Collaboration best practices: How to collaborate without burning out

Of course, collaboration tools are only part of the equation. In order to not let them become just another source of collaboration overload, you need to know how to use them properly and detect when you’re struggling.

No matter what’s in your collaboration tool stack, there are a few best practices you need to follow:

1. Get clear on what you need to accomplish

In order to avoid unfortunate (and recurrent) time sucks in collaborative environments, get really clear on what you’re trying to accomplish in every interaction—whether that’s an email, meeting or site visit. This is especially important for remote teams who don’t have the luxury of casual in-person communication.

By going into each interaction with a teammate prepared with a core question and need you can limit the time spent collaborating and quickly get back to your core work.

2. Make sure responsibilities are clearly defined and reasonable

Optimum organization—supported by the right tools—is key to keeping collaborative overload at bay. Before you start any project, make sure every team member knows what his or her responsibilities are and that those responsibilities are evenly distributed.

Your project management tool (like Planio) can obviously be a huge help here by showing you which tasks are in your current sprint and who has a heavy workload. But just as important is being ultra-clear in how you write tasks, issues, and bug reports so there’s no ambiguity or opportunities for people to misinterpret what’s expected of them.

3. Work in bursts whenever possible

While most collaboration tools today promote always-on use, research actually indicates that we work best intermittently. In other words, it’s better to collaborate in short bursts rather than constantly.

Collaborate in bursts

A great way to think about collaboration is that it’s not your full-time job. Instead, make yourself available for collaborative interactions at certain points of the day, and also make sure you carve out some highly guarded time where you are exclusively concentrating on your own isolated tasks.

This can apply to all aspects of workplace collaboration, from when you’re available on chat, to when you check your email and project management tool for updates.

4. Overhaul your meetings

Meetings are the original “collaboration tool.” But that doesn’t mean they’re always productive.

While meetings absolutely can enhance your workplace productivity and the quality of your work—they often play out as an hour or more of waffling and unguided discussions that end in no real movement. Don’t do that.

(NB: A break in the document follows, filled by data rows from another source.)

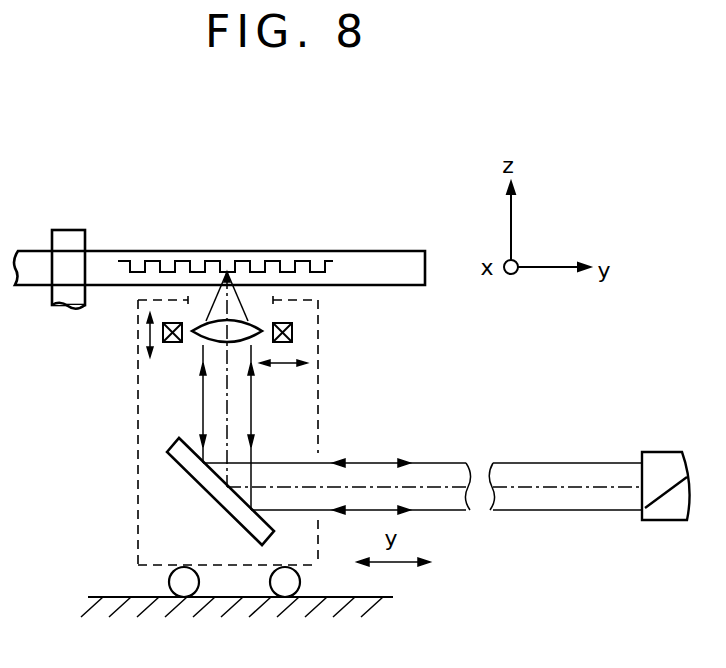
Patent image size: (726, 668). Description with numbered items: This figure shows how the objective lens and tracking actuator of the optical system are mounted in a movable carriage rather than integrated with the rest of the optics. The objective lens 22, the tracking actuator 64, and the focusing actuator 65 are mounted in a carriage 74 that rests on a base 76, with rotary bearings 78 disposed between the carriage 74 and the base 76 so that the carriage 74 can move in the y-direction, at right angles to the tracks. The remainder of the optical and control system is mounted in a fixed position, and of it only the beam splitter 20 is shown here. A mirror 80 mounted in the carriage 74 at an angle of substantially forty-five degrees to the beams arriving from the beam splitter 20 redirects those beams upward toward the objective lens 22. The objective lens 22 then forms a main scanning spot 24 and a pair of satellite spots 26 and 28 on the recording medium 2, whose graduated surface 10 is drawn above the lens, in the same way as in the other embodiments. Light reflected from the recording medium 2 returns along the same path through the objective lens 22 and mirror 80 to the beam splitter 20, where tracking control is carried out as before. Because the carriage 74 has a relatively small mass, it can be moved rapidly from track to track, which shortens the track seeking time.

The recording medium 2 is at (398, 263).
The graduation marks 10 is at (198, 266).
The main scanning spot 24 is at (264, 337).
The satellite spot 26 is at (264, 337).
The satellite spot 28 is at (227, 270).
The beam splitter 20 is at (661, 462).
The objective lens 22 is at (194, 338).
The tracking actuator 64 is at (292, 332).
The focusing actuator 65 is at (165, 322).
The carriage 74 is at (139, 397).
The base 76 is at (105, 597).
The rotary bearings 78 is at (300, 587).
The mirror 80 is at (222, 495).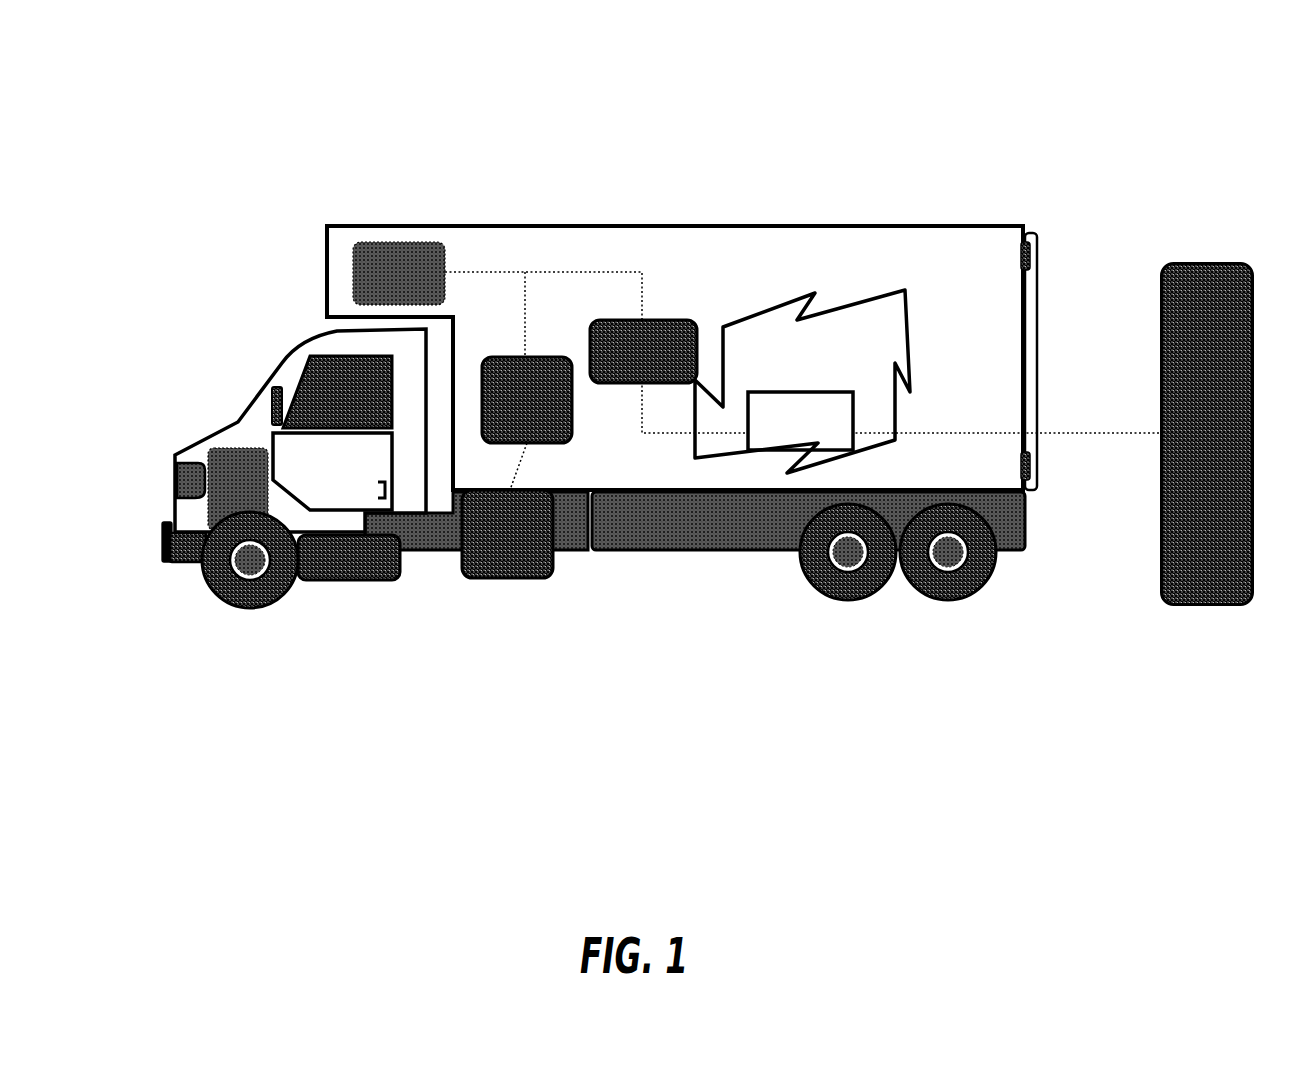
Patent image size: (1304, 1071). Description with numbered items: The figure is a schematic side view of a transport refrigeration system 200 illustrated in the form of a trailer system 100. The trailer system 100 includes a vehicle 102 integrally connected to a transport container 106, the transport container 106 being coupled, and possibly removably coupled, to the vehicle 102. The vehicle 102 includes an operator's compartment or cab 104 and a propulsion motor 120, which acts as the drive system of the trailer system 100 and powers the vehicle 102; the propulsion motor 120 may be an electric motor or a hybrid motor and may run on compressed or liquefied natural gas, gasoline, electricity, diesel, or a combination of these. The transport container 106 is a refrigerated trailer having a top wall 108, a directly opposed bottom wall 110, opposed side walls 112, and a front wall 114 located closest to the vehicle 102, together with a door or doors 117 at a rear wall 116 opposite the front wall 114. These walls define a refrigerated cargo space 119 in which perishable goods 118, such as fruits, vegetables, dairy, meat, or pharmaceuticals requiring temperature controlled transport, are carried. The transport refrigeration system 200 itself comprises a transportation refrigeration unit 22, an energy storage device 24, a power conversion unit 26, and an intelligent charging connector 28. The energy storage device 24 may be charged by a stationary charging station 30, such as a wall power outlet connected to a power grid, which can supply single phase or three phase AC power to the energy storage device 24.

The trailer system 100 is at (250, 153).
The transport refrigeration system 200 is at (448, 194).
The transportation refrigeration unit 22 is at (377, 242).
The energy storage device 24 is at (555, 567).
The power conversion unit 26 is at (572, 420).
The intelligent charging connector 28 is at (602, 318).
The charging station 30 is at (1215, 606).
The vehicle 102 is at (185, 562).
The cab 104 is at (312, 400).
The transport container 106 is at (778, 238).
The top wall 108 is at (632, 224).
The bottom wall 110 is at (863, 489).
The side walls 112 is at (693, 278).
The front wall 114 is at (453, 430).
The rear wall 116 is at (1022, 304).
The door 117 is at (1022, 368).
The perishable goods 118 is at (800, 436).
The refrigerated cargo space 119 is at (872, 345).
The propulsion motor 120 is at (222, 447).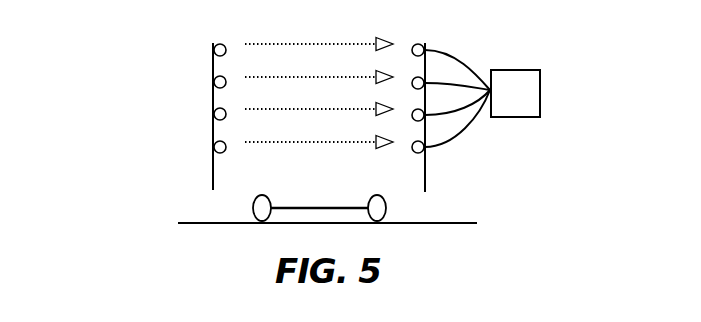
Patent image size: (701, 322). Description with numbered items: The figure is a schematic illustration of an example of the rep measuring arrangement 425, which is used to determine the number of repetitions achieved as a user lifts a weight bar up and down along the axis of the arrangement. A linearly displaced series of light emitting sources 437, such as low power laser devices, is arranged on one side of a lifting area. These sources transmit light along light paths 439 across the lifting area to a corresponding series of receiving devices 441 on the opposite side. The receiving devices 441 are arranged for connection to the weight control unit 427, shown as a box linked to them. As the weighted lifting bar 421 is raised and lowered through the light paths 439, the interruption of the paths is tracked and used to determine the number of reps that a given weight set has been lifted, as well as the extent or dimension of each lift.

The rep measuring arrangement 425 is at (136, 110).
The light emitting sources 437 is at (213, 49).
The light paths 439 is at (315, 43).
The receiving devices 441 is at (427, 43).
The weight control unit 427 is at (542, 78).
The weighted lifting bar 421 is at (305, 208).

Instead, get smarter about your meetings. Make sure you have a clear agenda complete with shared objectives, set the meeting for the minimum time necessary, make sure the meeting stays on task, and know what the next step is after your meeting (hint: it’s probably not another meeting).

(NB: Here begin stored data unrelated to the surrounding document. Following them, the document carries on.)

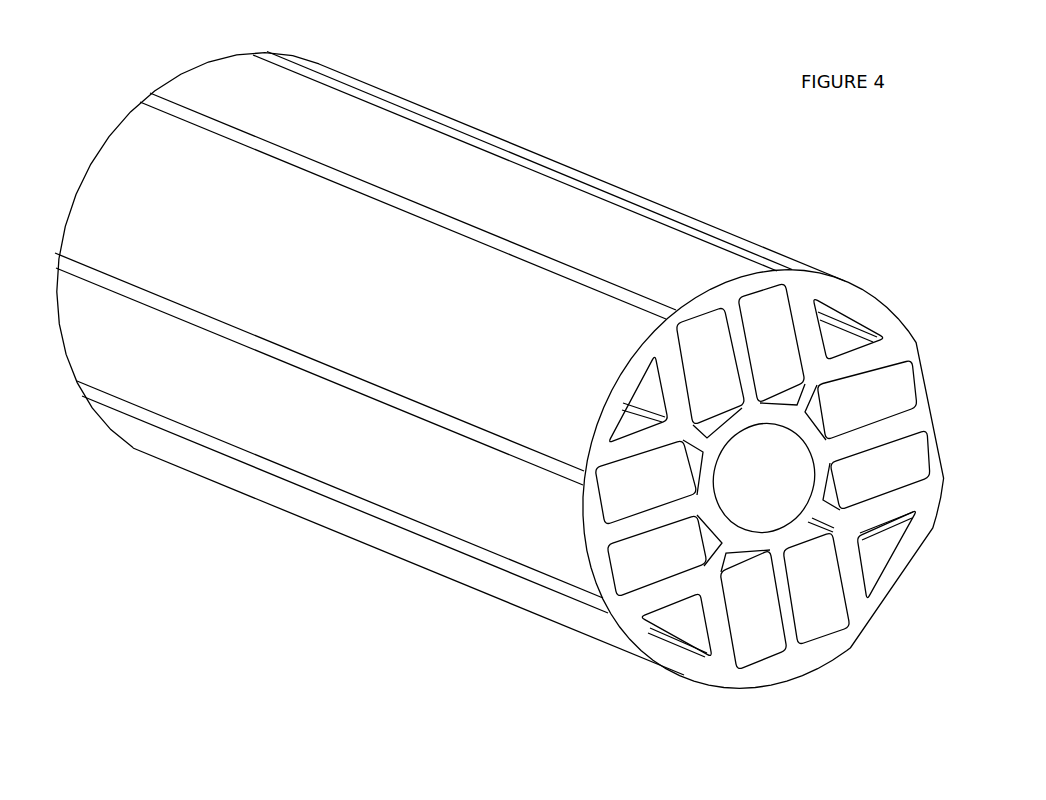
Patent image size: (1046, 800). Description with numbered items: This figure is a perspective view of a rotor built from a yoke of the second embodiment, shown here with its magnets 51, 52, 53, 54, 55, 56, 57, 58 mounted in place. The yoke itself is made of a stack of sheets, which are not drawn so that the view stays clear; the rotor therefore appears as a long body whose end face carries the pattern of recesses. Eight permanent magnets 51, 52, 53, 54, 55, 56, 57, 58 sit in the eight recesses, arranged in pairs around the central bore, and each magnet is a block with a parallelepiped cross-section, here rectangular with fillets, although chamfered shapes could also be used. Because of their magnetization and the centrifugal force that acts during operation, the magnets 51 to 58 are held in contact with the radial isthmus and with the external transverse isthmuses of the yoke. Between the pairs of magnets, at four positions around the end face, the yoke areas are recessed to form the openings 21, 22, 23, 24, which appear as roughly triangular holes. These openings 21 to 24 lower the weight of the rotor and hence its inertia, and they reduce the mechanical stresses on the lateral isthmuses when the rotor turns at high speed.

The opening 21 is at (658, 403).
The opening 22 is at (845, 348).
The opening 23 is at (895, 559).
The opening 24 is at (694, 634).
The permanent magnet 51 is at (658, 501).
The permanent magnet 52 is at (678, 566).
The permanent magnet 53 is at (761, 621).
The permanent magnet 54 is at (831, 604).
The permanent magnet 55 is at (895, 485).
The permanent magnet 56 is at (881, 407).
The permanent magnet 57 is at (781, 346).
The permanent magnet 58 is at (719, 366).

5. Be selective and only use the essential collaboration tools

The productivity tool space has exploded over the past few years, with the majority of workers now using more than five apps at any given time.

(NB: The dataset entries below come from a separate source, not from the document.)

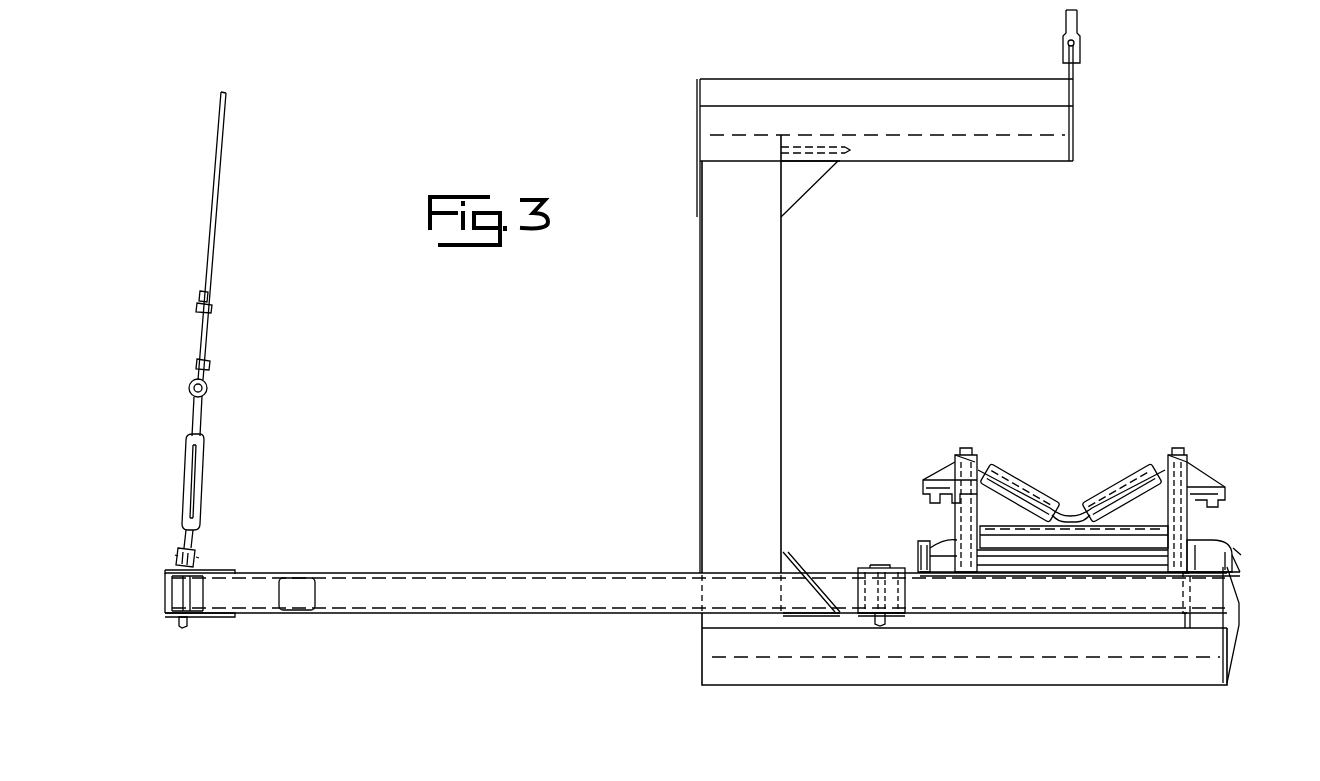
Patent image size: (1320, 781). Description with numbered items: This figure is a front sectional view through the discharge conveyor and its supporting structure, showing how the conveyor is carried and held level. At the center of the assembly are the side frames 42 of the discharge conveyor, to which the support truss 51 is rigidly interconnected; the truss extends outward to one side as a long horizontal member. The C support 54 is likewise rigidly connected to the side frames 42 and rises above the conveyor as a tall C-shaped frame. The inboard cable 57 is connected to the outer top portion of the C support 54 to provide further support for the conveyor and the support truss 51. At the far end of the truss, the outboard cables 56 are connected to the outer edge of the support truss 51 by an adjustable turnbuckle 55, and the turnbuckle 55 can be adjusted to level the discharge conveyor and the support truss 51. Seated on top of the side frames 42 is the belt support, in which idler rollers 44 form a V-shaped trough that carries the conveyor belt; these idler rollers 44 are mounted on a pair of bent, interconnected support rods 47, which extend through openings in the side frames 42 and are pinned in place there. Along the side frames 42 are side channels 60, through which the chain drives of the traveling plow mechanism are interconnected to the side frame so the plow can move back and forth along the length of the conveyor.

The side frames 42 is at (920, 558).
The idler rollers 44 is at (1046, 492).
The support rods 47 is at (1173, 458).
The support truss 51 is at (490, 598).
The C support 54 is at (702, 347).
The turnbuckle 55 is at (204, 460).
The outboard cables 56 is at (214, 186).
The inboard cable 57 is at (1082, 27).
The side channels 60 is at (952, 513).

App overload is real. And just because some new piece of technology claims to solve all your current problems doesn’t mean it won’t just add a whole host of new ones.

Be selective in what you use. Talk to your team about how they use apps, which ones actually help them, and which feel like a slog. The more you can streamline and integrate your collaborative tools, the more you’ll actually be able to collaborate.

The philosophy at Planio has always been to do exactly this. To provide users with a streamlined platform which combines a useful set of well-integrated tools all under one roof. Planio reduces app switching and constant pings killing your productivity and instead encourages productive collaboration without the feeling of being overloaded.

Your collaboration tools shouldn’t lead to overload

The point of avoiding collaboration overload isn’t to silo yourself and avoid interactions with other people; it’s to make those interactions as efficient as possible to ensure that you can maintain a reasonable workflow and maximize productivity.

No one was hired to be a professional emailer. And by implementing a few boundaries, assisted by the right suite of collaboration tools, you can make sure you have real time for getting your most important work done each day.